Reels, tiktoks, shorts, atomic. Our attention span isn’t getting shorter, the media we consume is so we can’t help but follow suit. We have been trained to hyper-consume.

Nothing feels pleasurable.

We’re overwhelmed and flooded with neurochemicals that we can’t even process. With good feelings always around, enjoyment now feels insignificant.

Stop watching shorts. Stop watching the news. Mark Manson taught me to stop consuming junk. Read books. Watch documentaries. If you want news, go to Wikipedia. On the main page, you can get the news and historical events. You can learn in depth the news. A whole timeline of the wars happening in the world today. A timeline of the monkey pox epidemic and if you need to worry. Without the politics and sensational news stories.

**Challenge yourself**

One component of getting into flow is challenge.

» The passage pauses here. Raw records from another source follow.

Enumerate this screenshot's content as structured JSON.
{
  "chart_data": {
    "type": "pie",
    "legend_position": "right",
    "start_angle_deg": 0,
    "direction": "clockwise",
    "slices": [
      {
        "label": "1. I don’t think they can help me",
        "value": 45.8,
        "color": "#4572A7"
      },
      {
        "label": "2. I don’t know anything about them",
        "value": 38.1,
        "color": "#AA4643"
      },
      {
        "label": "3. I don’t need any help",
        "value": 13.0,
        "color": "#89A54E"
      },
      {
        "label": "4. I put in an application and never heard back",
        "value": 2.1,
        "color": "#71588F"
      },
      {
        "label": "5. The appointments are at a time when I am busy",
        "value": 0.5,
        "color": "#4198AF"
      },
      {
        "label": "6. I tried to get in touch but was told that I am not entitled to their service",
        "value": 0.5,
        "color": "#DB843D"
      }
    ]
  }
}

There is a sweet spot of not too hard nor too easy. Screen addiction is life being too easy. To quit, I had to start doing harder, boring activities. I wanted to keep being distracted, entertained, not work.

My wish is to write and have freedom.

I still spend too much time distracted. Not writing, watching YouTube, scrolling Reddit, scrolling Facebook. But I have six months of parenting posts on my Substack scheduled. And almost six months of weekly posts on medium.

Daily ten-idea generation produced this writing. That was my start of getting ideas. Now I have almost 300 ideas just from one month. My writing will not include every idea but even if it’s 10%, that’s 30 usable ideas. Boom!

I haven’t fixed my screen time addiction, but I have more control over my time rather than compulsively overwhelming my brain with crap.